If you have questions regarding inventorship of an invention, seek the advice of your patent attorney.
1 Commonly referred to in combination as “gTLD” by the USPTO.
2 See, e.g., Trademark Manual of Examining Procedure (TMEP) § 1209.03(m).
3 The USPTO has identified a few possible exceptions to the rule, such as when adding a generic term to a TLD results in wordplay (e.g., “tennis.net”). See Booking.com at slip op. p. 8. See also TMEP § 1209.03(m) and §§ 1215.04 and 1215.05 (e.g., steelbuilding.com is descriptive but not generic).
4 According to the Court, the USPTO improperly interpreted and relied on the earlier case Goodyear’s India Rubber Glove Mfg. Co. v.

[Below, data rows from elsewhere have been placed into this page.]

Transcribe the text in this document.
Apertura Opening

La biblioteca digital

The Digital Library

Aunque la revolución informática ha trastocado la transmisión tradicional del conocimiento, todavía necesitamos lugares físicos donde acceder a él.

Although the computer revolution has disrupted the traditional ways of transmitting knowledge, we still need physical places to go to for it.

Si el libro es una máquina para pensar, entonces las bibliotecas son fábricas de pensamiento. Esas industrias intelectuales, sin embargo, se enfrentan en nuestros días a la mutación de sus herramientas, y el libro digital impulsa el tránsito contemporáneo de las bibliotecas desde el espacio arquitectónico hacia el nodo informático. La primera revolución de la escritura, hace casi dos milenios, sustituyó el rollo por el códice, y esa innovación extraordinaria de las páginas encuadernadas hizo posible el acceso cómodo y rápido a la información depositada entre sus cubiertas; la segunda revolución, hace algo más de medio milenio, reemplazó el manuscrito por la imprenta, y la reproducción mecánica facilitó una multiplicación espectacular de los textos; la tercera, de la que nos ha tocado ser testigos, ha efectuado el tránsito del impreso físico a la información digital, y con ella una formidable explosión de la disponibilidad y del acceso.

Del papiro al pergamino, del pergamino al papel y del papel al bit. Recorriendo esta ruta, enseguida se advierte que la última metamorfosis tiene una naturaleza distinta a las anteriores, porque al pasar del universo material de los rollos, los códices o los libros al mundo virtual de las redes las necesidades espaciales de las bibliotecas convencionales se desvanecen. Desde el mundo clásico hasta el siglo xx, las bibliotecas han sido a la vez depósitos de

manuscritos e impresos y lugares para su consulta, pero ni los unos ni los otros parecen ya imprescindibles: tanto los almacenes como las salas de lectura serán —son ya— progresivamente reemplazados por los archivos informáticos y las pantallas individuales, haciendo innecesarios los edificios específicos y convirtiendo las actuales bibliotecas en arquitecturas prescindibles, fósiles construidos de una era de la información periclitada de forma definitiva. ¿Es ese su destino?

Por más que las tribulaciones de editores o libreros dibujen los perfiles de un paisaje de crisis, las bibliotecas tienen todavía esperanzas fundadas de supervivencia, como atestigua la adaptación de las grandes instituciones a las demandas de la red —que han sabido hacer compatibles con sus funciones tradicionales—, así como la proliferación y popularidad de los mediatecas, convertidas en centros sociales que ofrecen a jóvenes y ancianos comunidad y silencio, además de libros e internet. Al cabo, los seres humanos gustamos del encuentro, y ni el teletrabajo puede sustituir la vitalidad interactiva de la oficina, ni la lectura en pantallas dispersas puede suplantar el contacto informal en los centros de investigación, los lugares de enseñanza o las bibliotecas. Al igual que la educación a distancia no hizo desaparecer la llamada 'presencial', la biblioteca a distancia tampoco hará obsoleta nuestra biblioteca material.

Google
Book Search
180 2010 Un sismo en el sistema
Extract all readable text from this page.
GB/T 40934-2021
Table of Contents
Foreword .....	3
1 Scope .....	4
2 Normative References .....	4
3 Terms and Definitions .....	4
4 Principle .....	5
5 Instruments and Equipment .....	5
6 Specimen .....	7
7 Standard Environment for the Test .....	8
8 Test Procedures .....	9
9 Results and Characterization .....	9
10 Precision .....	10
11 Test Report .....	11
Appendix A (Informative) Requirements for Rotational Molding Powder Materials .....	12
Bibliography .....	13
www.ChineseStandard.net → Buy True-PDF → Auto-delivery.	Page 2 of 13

Goodyear Rubber Co., 128 U. S. 598 (1888), in holding that consumer understanding of a “generic.com” term is irrelevant to a trademark eligibility analysis.
5 The Court’s opinion affirmed the decisions of the lower District and Appellate courts.
6 The USPTO granted registration to several versions of the “Booking.com” trademark on January 5, 2021.
7 Relevant evidence may also include, but is not limited to, “examples of advertising and promotional materials that specifically promote the mark shown in the application, with or without the "." or "dot," as a trademark or service mark in the United States; dollar figures for advertising devoted to such promotion; and/or sworn consumer statements of recognition of the applied-for mark as a trademark or service mark.” TMEP § 1215.02(d)(ii).
8 The Court recognized that while surveys can be helpful evidence of consumer perception, care is required in their design and interpretation because, e.g., survey respondents may “conflate the fact that domain names are exclusive with a conclusion that a given “generic.com” term has achieved secondary meaning.” The Court also recognized that “difficult questions may be presented when a term has multiple concurrent meanings to consumers or a meaning that has changed over time.” Booking.com slip op., footnote 6.